Erişpa yanında ki uşağa seslenerek
Erişpa.
—Yemeklerini bir arada yesinler Hayrabed, in çadırına hazırlayın ha de durmayın…
Hayrabed.
—Küçük hanım çok teşekkür ederiz yüce İsa bereketi üzerinize olsun âmin!
Erişpa.
—Bana küçük hanım demekten vazgeç kabalaşma adım Erişpadır babamın danışmanı yaveriyim haddini aşma, sululuğu sevmem yaşamak istersen şımarma! Senin daha ne olduğun beli değil! Bu cesareti nerden alıyorsun!
Hayrabed.
—Hay hay demem kızmanıza anlam veremedim af edersiniz, ben isminizi söylemekten utandığımdan öyle dedim önce isminizi bilmiyordum, babanızın bağrışmalarında öğrendiğimden de dedim ya utandım… Size Erşpa hanım desem olur mu?

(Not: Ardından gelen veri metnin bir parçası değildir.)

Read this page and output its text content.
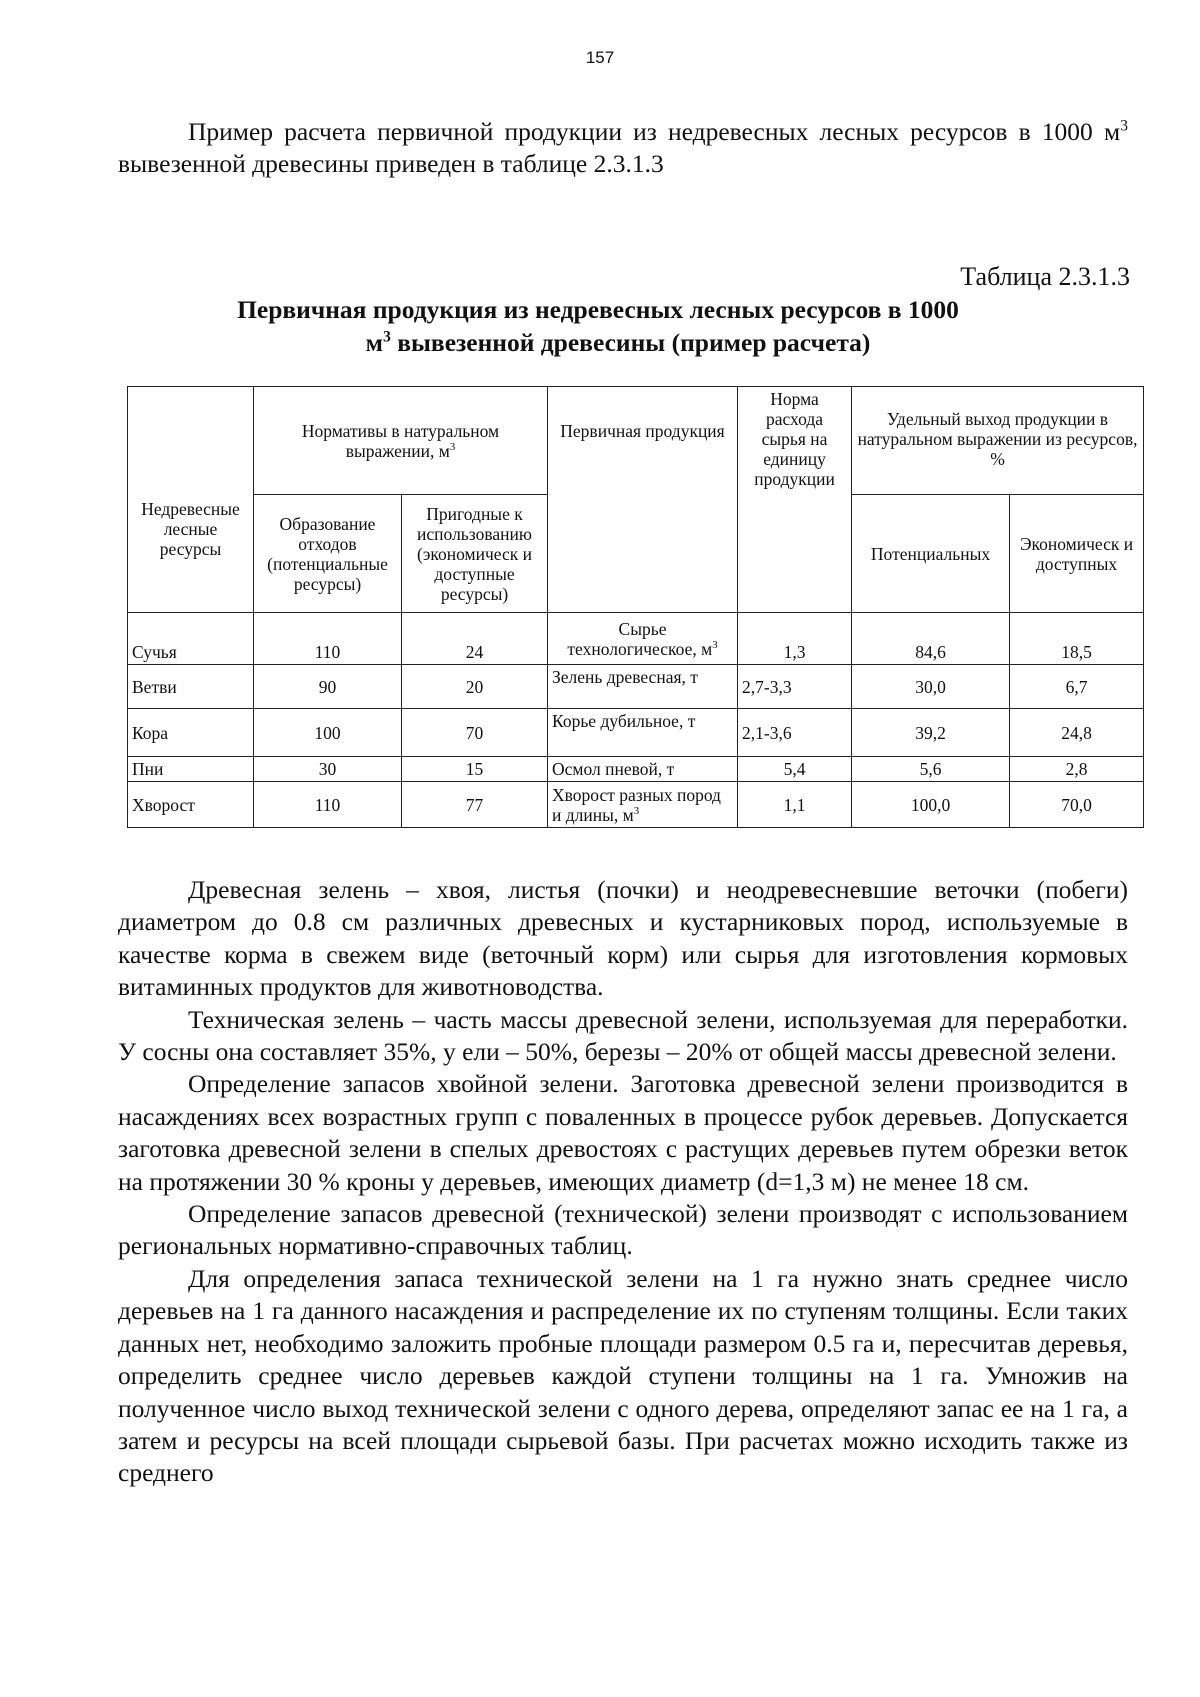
157

Пример расчета первичной продукции из недревесных лесных ресурсов в 1000 $м^3$ вывезенной древесины приведен в таблице 2.3.1.3

Таблица 2.3.1.3
Первичная продукция из недревесных лесных ресурсов в 1000
$м^3$ вывезенной древесины (пример расчета)
Недревесные лесные ресурсы	Нормативы в натуральном выражении, $м^3$		Первичная продукция	Норма расхода сырья на единицу продукции	Удельный выход продукции в натуральном выражении из ресурсов, %	
	Образование отходов (потенциальные ресурсы)	Пригодные к использованию (экономическ и доступные ресурсы)			Потенциальных	Экономическ и доступных
Сучья	110	24	Сырье технологическое, $м^3$	1,3	84,6	18,5
Ветви	90	20	Зелень древесная, т	2,7-3,3	30,0	6,7
Кора	100	70	Корье дубильное, т	2,1-3,6	39,2	24,8
Пни	30	15	Осмол пневой, т	5,4	5,6	2,8
Хворост	110	77	Хворост разных пород и длины, $м^3$	1,1	100,0	70,0

Древесная зелень – хвоя, листья (почки) и неодревесневшие веточки (побеги) диаметром до 0.8 см различных древесных и кустарниковых пород, используемые в качестве корма в свежем виде (веточный корм) или сырья для изготовления кормовых витаминных продуктов для животноводства.

Техническая зелень – часть массы древесной зелени, используемая для переработки. У сосны она составляет 35%, у ели – 50%, березы – 20% от общей массы древесной зелени.

Определение запасов хвойной зелени. Заготовка древесной зелени производится в насаждениях всех возрастных групп с поваленных в процессе рубок деревьев. Допускается заготовка древесной зелени в спелых древостоях с растущих деревьев путем обрезки веток на протяжении 30 % кроны у деревьев, имеющих диаметр (d=1,3 м) не менее 18 см.

Определение запасов древесной (технической) зелени производят с использованием региональных нормативно-справочных таблиц.

Для определения запаса технической зелени на 1 га нужно знать среднее число деревьев на 1 га данного насаждения и распределение их по ступеням толщины. Если таких данных нет, необходимо заложить пробные площади размером 0.5 га и, пересчитав деревья, определить среднее число деревьев каждой ступени толщины на 1 га. Умножив на полученное число выход технической зелени с одного дерева, определяют запас ее на 1 га, а затем и ресурсы на всей площади сырьевой базы. При расчетах можно исходить также из среднего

Bizde insanız şüpheniz bizi üzer
Erişpa.
—Eee biz ne dedik adımla çağırabilirsin, çok gerekmedikçe de konuşma! Peki, anlarız ilerde ne olduğunuz!
Hayrabed.
—Tamam, tamam, güveninize layık olmaya çalışacağız iyi günler başım gözüm üstüne!
Erişpa çok şaşırmıştı hayrabed,in bu baştan savıma laflarına aslında kızmalıydı Erişpa… ama kime, Kime kızmalıydı yüreğine mi yoksa Allahın lütfü bu yakışıklı adamamı… Bir taraftan da yüreğindeki fırtınanın nedeni bu insanla nasıl konuşacaktı ki ne diyecekti… Ah tam tanısaydı gün başka güneş bir başka ışık saçardı her halde,ah bu adama bir güvenseydi üstelik bir an önce yalnız kalma isteği erişpayı şaşırtmıştı oysa tanıdığı tanımadığı tüm erkekler Erişpanın yanına sokulması için çeşitli dalavere bahanelerle yanaşırken bu adam neden kaçar haliyle Erişpayla konuşuyordu, neden?

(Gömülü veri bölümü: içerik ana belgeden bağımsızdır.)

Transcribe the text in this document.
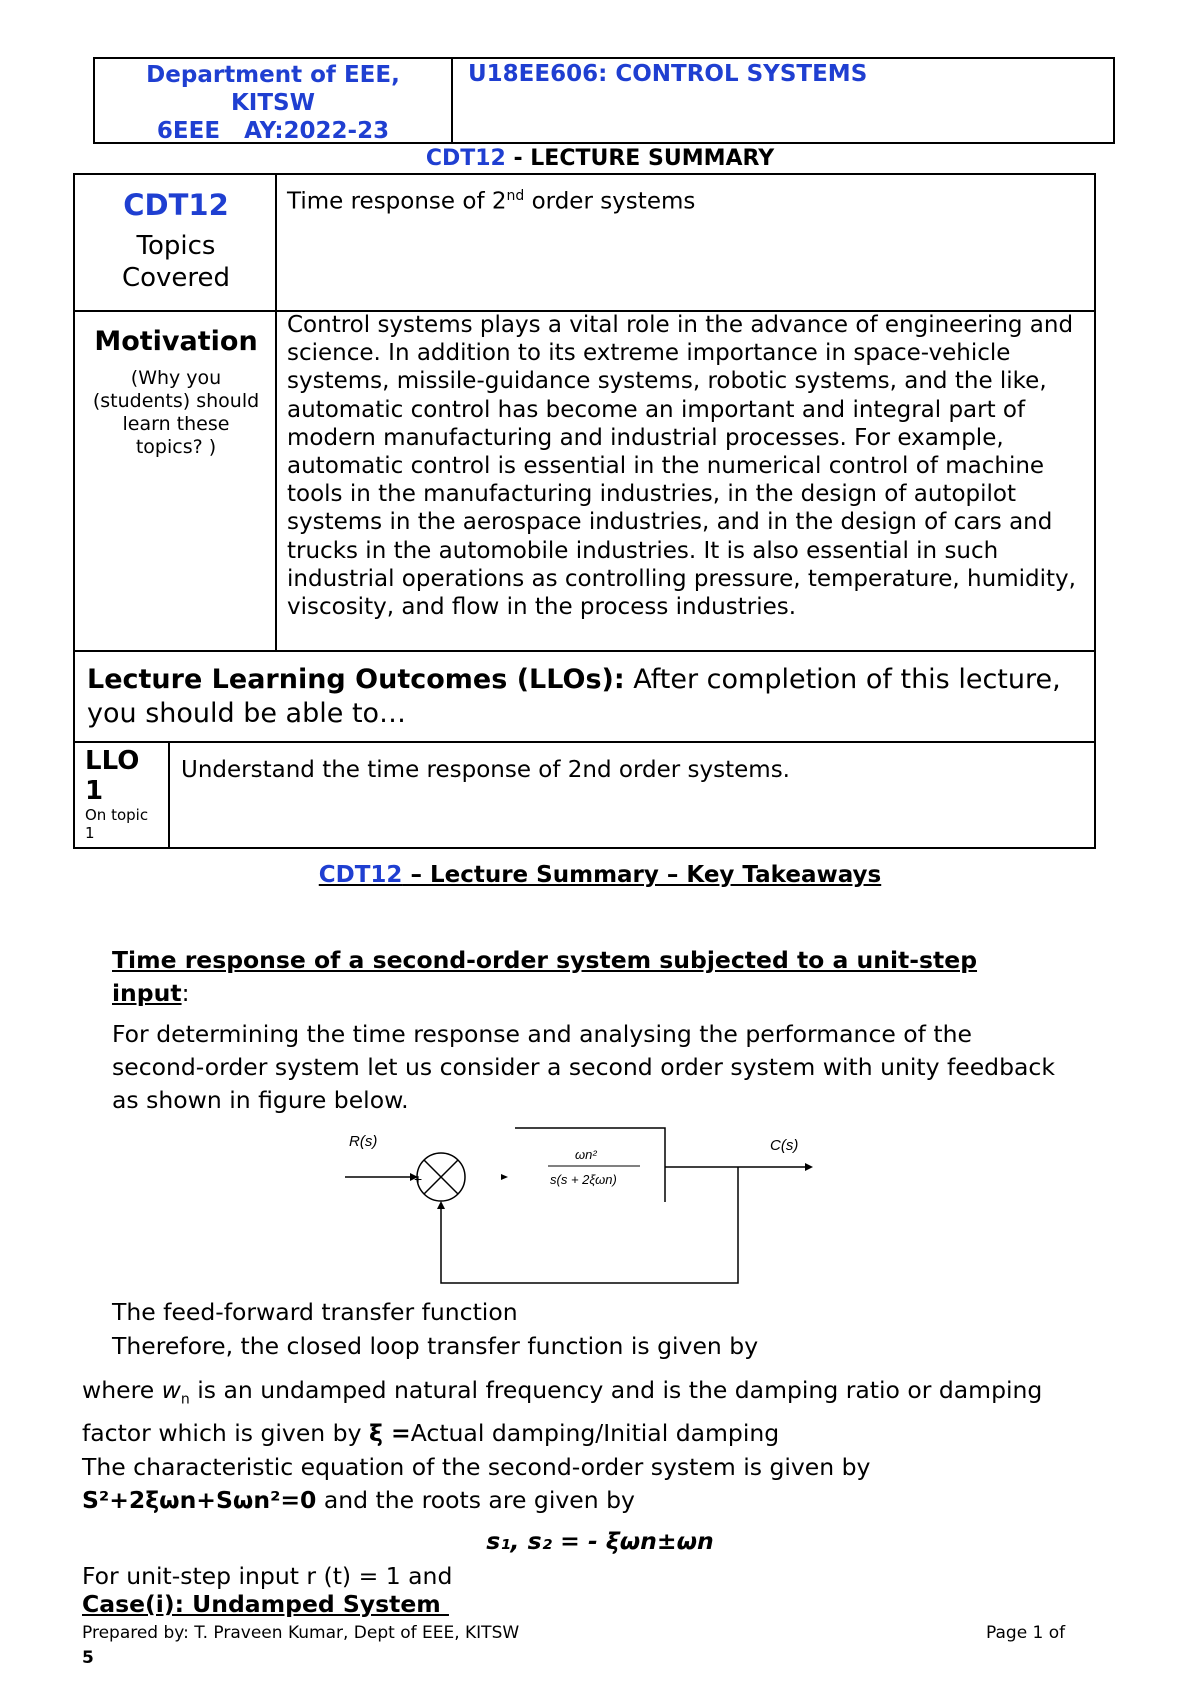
Department of EEE,
KITSW
6EEE   AY:2022-23
U18EE606: CONTROL SYSTEMS
CDT12 - LECTURE SUMMARY
CDT12
Topics
Covered
Time response of 2nd order systems
Motivation
(Why you
(students) should
learn these
topics? )
Control systems plays a vital role in the advance of engineering and science. In addition to its extreme importance in space-vehicle systems, missile-guidance systems, robotic systems, and the like, automatic control has become an important and integral part of modern manufacturing and industrial processes. For example, automatic control is essential in the numerical control of machine tools in the manufacturing industries, in the design of autopilot systems in the aerospace industries, and in the design of cars and trucks in the automobile industries. It is also essential in such industrial operations as controlling pressure, temperature, humidity, viscosity, and flow in the process industries.
Lecture Learning Outcomes (LLOs): After completion of this lecture, you should be able to…
LLO
1
On topic
1
Understand the time response of 2nd order systems.
CDT12 – Lecture Summary – Key Takeaways
Time response of a second-order system subjected to a unit-step input:
For determining the time response and analysing the performance of the second-order system let us consider a second order system with unity feedback as shown in figure below.
R(s)
+
ωn²
s(s + 2ξωn)
C(s)
The feed-forward transfer function
Therefore, the closed loop transfer function is given by
where $w_n$ is an undamped natural frequency and is the damping ratio or damping factor which is given by ξ =Actual damping/Initial damping
The characteristic equation of the second-order system is given by
S²+2ξωn+Sωn²=0 and the roots are given by
s₁, s₂ = - ξωn±ωn
For unit-step input r (t) = 1 and
Case(i): Undamped System
Prepared by: T. Praveen Kumar, Dept of EEE, KITSW	Page 1 of
5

Erişpa uşağa talimat üzerine talimat yağdırıyordu gelen misafirleri mahcup olmamaları lazımdı…İlk kez böyle çalışıyordu bu nasıl bir şeydi babasının çadırına yönelirken halen düşünceliydi, nasıl çözecekti bu yaman dilenciyi…ya da kimse!
Berj ağa.
—Oğullarım bilirimsiniz ki bu gelen misafirlerin memleketlerinin önemini!
Yedi oğlanın en büyüğü. Hrant.
—Yok, baba biz ne biliriz ki çıkmadık karaca dağdan bir tarafa…Niye önemli
Berj ağa.
—Bu Musa dağı Hatay devletinin sınırları içindedir Süveydiye(saman dağı)… yakındır bunların köyleri ve yedi ye yakın ermeni köyleri vardır…

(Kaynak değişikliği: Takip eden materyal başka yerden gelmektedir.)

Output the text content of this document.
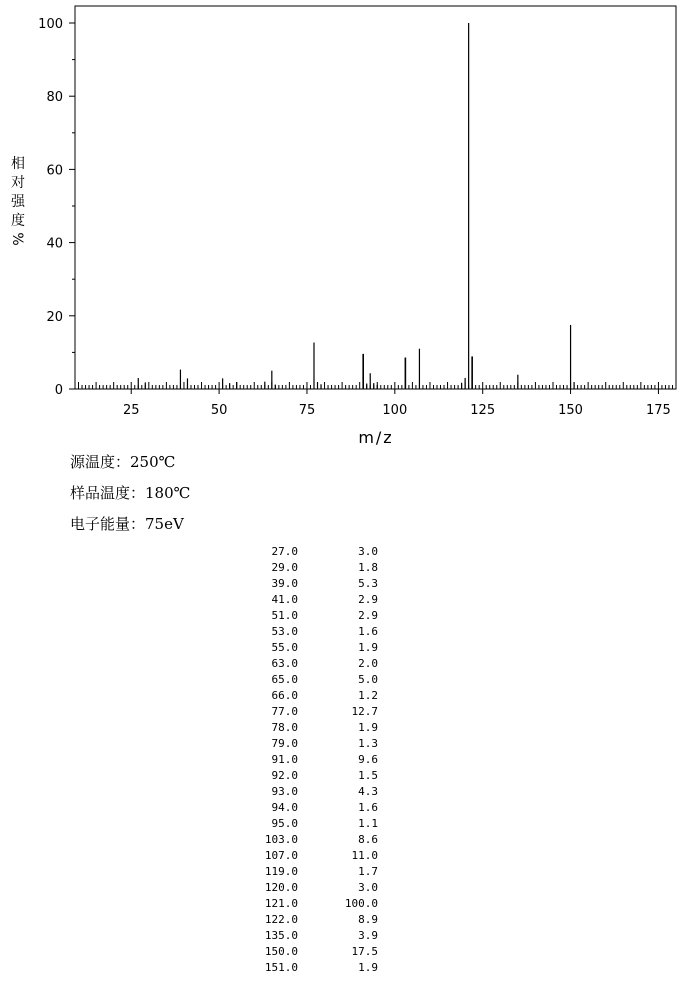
0
20
40
60
80
100
25	50	75	100	125	150	175
m/z
相
对
强
度
%
源温度：250℃
样品温度：180℃
电子能量：75eV
27.0	3.0
29.0	1.8
39.0	5.3
41.0	2.9
51.0	2.9
53.0	1.6
55.0	1.9
63.0	2.0
65.0	5.0
66.0	1.2
77.0	12.7
78.0	1.9
79.0	1.3
91.0	9.6
92.0	1.5
93.0	4.3
94.0	1.6
95.0	1.1
103.0	8.6
107.0	11.0
119.0	1.7
120.0	3.0
121.0	100.0
122.0	8.9
135.0	3.9
150.0	17.5
151.0	1.9
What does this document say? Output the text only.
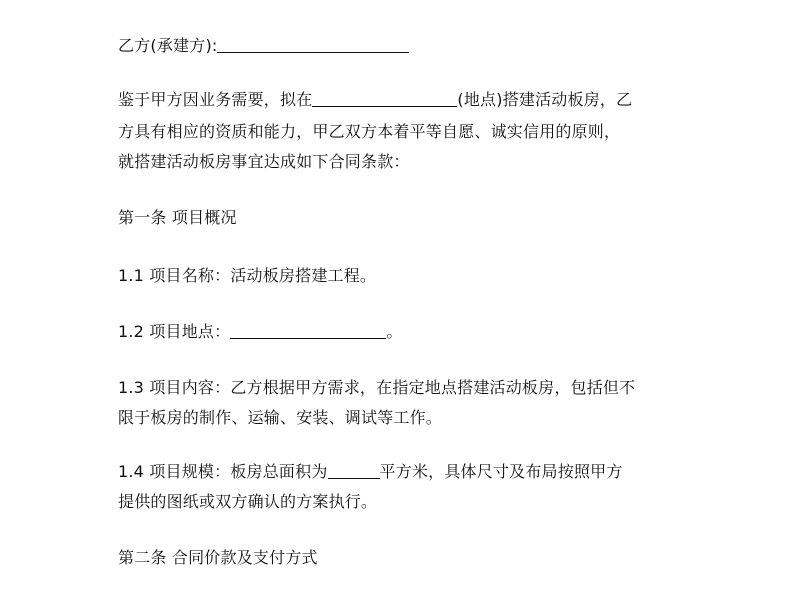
乙方(承建方):
鉴于甲方因业务需要，拟在	(地点)搭建活动板房，乙
方具有相应的资质和能力，甲乙双方本着平等自愿、诚实信用的原则，
就搭建活动板房事宜达成如下合同条款：
第一条 项目概况
1.1 项目名称：活动板房搭建工程。
1.2 项目地点：	。
1.3 项目内容：乙方根据甲方需求，在指定地点搭建活动板房，包括但不
限于板房的制作、运输、安装、调试等工作。
1.4 项目规模：板房总面积为	平方米，具体尺寸及布局按照甲方
提供的图纸或双方确认的方案执行。
第二条 合同价款及支付方式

Meryem oğlu isa adına bizim kutsal saydığımız fakat dejiklerin elinden olan bu topraklar bizim, olunca denize açılacak kapımızdır bu Musa dağı, ve Süveydiye.
Hrant
—Deniz nedir baba!
Berj ağa.
—Deniz karaca dağ eteklerin bin katı su olan yerdir.
Hrant.
—İçilir mi baba
Berj ağa.
—Yok, yok içilmez acıdır lo siz bilmesiniz bu işleri siz av nasıl geçti, onu anlatın bakalım
Dejikleri can zararına, mal zararına uğratınız mı, hı uğrattınız inşallah hı.
Hrant.
—İyi di baba dağ eteğinde bir iki otağ vardı boşattık kaçtılar ora bizim artık Gelemezler!
Berj ağa.
—Dejiklerden ve dejik köpeği ajan Ermeniler sizi görmediler değil mi?
Hrant.
—Yok, baba gece karanlıkta kim görecek!
Berj ağa.
—Askerlerden… onlardan ne haber…Hoşinli geldi mi sizinle!
Hrant.
—İngilizler ve Fransızlar geliyormuş deprenecek halde değiller… Kızıl paşada ha bire ecnebilerle antlaşmalar imzalar dururlar, halleri hal değilmiş yani! Hoşin li müthiş! Burada
—Diro ağabey Diyarbakır da devlette çalışır ya kızıl paşanın adamlarından o… bize bilgi verir, korkmaz haaaaa yamandır Diro!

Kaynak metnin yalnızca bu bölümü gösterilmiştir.